Victor Frankenstein’s Unhallowed Arts
Mary Shelley’s novel shares many similarities with Samuel Taylor Coleridge’s poem, “The Rime of the Ancient Mariner,” including the possible reading of her work being an allegory for the consequences of tampering with nature (which was the theme of my last post about Coleridge). Though, whereas “the Rime” can be interpreted as a lesson on the values of wildlife preservation, Frankenstein seems to focus more on what happens when humans try to play God.
The novel tells the story of a young scientist who is insatiably curious about the nature of life, “It was the secrets of heaven and earth that I desired to learn; and whether it was the outward substance of things or the inner spirit of nature and the mysterious soul of man that occupied me, still my inquiries were directed to the metaphysical, or in its highest sense, the physical secrets of the world” (Shelley 23). When he enrolls in college he quickly makes a name for himself as the most intense and motivated among all of his peers, spending nearly every waking hour (and even many of the hours in which he should be sleeping) devoted to his studies. His ultimate goal seems to be to put himself at the forefront of scientific discovery and innovation; “I will pioneer a new way, explore unknown powers, and unfold to the world the deepest memories of creation” (33). And what better way to do so than to discover the cause of generation of life? or, even better, to learn how to do it oneself? But when Frankenstein finally succeeds in doing this, he almost immediately regrets it. He is horrified by his creation and rather than immediately trying to exterminate it, he runs away and hides from it until it leaves his home and slinks off into the darkness. Frankenstein is relieved that it is gone and doesn’t hear anything of it until several months later, when he is notified that his brother William has been murdered and his nanny, Justine, has been accused of committing the crime. After seeing the monster near the site of the murder, Frankenstein realizes that it was the creature that had actually killed him, but remains silent knowing that no one would believe him, and as a result, Justine is executed. Thus, Frankenstein, in his quest for knowledge of (as well as power over) nature has unwittingly created a monster and karma seems to be getting back at him for it.
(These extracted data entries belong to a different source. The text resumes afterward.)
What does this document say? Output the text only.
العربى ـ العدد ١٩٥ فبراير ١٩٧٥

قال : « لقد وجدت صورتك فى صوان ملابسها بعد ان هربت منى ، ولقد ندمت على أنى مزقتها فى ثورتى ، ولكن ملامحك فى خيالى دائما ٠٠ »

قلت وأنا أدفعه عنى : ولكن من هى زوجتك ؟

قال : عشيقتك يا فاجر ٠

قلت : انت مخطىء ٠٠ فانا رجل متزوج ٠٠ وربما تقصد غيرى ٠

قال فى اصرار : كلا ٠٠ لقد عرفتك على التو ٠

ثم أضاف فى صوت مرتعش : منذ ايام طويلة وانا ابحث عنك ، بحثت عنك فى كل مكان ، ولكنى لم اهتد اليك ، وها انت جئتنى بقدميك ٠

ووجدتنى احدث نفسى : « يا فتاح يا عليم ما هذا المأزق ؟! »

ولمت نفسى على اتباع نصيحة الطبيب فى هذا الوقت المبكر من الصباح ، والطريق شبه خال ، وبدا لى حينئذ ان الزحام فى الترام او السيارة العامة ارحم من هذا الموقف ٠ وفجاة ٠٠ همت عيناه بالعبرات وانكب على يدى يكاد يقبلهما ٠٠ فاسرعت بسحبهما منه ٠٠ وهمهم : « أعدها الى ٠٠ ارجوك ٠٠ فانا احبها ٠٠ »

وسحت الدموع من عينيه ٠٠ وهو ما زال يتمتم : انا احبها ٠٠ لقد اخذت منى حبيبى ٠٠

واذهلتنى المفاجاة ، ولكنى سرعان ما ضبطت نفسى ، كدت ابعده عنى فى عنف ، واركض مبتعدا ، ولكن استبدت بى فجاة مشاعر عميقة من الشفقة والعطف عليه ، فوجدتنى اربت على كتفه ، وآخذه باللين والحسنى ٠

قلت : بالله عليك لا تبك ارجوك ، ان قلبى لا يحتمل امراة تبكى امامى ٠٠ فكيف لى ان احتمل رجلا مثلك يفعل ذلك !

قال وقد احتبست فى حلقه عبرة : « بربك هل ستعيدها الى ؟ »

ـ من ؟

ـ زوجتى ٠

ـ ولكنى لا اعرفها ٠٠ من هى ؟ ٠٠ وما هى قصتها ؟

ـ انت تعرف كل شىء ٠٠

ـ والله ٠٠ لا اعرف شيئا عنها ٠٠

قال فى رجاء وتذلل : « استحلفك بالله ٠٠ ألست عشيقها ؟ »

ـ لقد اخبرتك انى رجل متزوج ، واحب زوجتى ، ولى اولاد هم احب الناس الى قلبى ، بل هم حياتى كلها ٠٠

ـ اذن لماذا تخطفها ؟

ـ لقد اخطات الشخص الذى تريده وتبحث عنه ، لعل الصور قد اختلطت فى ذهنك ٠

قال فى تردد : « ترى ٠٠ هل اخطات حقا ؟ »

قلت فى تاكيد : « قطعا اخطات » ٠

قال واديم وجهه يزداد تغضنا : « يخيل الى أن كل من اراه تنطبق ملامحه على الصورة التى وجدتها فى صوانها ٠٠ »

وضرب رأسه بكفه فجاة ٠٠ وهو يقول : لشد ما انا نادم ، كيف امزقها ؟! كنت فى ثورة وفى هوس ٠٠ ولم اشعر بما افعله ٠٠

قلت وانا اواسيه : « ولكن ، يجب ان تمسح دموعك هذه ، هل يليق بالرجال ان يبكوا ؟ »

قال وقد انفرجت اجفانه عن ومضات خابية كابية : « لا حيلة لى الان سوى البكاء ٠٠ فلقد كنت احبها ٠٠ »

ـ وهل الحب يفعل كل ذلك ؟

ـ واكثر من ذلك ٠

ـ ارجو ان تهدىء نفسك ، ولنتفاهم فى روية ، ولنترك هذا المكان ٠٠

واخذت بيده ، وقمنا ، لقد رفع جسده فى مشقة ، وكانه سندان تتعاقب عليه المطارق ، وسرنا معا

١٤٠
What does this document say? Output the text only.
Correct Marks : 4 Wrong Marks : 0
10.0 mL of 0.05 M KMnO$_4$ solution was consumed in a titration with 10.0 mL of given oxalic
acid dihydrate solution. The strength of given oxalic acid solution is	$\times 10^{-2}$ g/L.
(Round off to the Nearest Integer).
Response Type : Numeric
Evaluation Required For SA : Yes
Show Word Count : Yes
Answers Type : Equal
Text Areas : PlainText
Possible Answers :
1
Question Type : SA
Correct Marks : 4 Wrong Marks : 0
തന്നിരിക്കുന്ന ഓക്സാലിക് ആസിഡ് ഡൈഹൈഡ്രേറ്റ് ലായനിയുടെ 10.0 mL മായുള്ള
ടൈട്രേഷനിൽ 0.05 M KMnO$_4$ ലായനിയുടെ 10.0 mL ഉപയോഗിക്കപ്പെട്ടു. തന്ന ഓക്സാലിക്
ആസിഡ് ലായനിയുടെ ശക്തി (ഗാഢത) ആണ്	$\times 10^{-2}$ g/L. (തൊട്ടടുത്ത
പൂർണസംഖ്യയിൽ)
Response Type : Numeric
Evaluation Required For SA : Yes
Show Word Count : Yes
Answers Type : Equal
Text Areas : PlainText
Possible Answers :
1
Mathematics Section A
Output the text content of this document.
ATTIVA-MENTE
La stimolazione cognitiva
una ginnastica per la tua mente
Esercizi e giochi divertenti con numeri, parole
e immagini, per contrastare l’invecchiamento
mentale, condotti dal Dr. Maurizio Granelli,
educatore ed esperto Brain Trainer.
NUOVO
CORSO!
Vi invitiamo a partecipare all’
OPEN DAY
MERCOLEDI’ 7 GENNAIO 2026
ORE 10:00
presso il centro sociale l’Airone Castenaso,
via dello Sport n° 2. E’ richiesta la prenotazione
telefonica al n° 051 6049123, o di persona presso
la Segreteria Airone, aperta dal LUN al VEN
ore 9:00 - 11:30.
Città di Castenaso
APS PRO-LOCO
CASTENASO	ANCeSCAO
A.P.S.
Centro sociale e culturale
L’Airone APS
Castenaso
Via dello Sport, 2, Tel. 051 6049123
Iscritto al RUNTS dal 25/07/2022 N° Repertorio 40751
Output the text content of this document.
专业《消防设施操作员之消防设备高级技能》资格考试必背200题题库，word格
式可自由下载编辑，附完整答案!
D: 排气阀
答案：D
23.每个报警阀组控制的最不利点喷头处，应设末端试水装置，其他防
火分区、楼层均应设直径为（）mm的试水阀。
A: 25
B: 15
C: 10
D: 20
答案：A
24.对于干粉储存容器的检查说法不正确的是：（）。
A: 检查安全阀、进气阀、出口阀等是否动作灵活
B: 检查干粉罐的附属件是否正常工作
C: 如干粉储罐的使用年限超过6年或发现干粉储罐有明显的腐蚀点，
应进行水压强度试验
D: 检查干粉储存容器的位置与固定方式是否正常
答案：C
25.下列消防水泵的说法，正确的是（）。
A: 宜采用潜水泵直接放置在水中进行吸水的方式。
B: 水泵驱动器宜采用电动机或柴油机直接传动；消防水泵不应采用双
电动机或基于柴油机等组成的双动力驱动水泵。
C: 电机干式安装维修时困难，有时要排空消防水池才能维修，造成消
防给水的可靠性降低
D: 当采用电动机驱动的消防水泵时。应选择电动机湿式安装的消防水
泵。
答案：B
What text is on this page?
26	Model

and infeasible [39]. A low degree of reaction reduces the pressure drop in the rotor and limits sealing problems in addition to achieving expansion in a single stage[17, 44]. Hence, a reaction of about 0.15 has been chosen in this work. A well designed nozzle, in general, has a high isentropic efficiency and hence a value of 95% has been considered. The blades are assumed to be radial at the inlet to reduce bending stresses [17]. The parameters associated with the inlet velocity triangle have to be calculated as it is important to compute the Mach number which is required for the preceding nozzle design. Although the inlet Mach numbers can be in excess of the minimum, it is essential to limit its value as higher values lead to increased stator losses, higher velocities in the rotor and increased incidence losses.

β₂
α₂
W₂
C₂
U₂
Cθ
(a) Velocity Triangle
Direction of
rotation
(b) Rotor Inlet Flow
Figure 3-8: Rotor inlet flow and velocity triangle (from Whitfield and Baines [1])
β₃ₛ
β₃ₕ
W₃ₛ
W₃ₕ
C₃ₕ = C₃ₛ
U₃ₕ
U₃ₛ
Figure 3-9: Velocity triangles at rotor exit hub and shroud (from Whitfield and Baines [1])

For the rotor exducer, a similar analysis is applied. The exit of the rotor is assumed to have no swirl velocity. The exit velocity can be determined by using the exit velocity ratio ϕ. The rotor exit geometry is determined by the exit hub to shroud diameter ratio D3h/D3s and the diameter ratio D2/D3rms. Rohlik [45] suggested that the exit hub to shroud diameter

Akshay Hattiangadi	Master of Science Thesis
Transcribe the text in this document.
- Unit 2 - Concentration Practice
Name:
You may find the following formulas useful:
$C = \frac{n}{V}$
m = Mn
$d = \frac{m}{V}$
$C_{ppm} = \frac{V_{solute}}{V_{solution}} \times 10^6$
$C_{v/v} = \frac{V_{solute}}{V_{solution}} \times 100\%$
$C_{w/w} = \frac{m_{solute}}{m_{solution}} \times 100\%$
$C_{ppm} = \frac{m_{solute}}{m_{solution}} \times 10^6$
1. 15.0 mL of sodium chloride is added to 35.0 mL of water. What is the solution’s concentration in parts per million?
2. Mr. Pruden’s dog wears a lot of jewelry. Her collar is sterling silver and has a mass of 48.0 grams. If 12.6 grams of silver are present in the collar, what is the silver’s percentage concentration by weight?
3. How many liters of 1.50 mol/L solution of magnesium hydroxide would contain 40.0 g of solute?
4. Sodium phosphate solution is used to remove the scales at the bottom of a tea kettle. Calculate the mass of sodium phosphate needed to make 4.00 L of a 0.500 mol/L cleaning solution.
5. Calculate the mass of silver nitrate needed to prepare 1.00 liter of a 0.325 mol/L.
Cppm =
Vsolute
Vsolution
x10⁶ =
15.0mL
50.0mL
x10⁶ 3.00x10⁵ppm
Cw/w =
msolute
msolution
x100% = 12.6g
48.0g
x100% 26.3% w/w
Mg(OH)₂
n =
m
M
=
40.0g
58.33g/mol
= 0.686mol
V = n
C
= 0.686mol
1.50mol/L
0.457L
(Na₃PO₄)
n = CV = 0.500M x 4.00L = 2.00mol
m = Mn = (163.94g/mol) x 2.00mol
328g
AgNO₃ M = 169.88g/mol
Shelley herself has said that much of her inspiration for the novel came from conversations she had overheard between her husband Percy Shelley and Lord Byron during the “haunted summer” of 1816; “They talked of Dr. Darwin…who preserved a piece of vermicelli in a glass case till by some extraordinary means it began to move with voluntary motion…Not thus, after all, would life be given. Perhaps a corpse would be reanimated; galvanism had given token of such things” (xxiv). Though these types of things were mostly theoretical at the time and centuries away from Dolly the sheep, stem-cell research, etc. it’s obvious that at this point people were already starting to experiment with and theorize about tampering with life. Shelley doesn’t go into too much detail in her introduction about whether or not she thought it was a good or a bad idea, but given that it pushed her to write Frankenstein, it may be safe to say that she was at least wary of the idea, and maybe even that the novel, which in its embryonic stage was merely a story meant to frighten her friends in an Alpine cabin, when fleshed out to full novel form, is also a cautionary tale on the consequences of playing God. It’s no coincidence that Frankenstein’s creation, which is “more hideous than belongs to humanity” (59) would result in the deaths of those closest to him. It’s the punishment Shelley thinks he deserves for his ”unhallowed arts” (71).
Shelley, Mary Wollstonecraft, 1797-1851. Frankenstein. New York: Signet Classic, 2000. Print.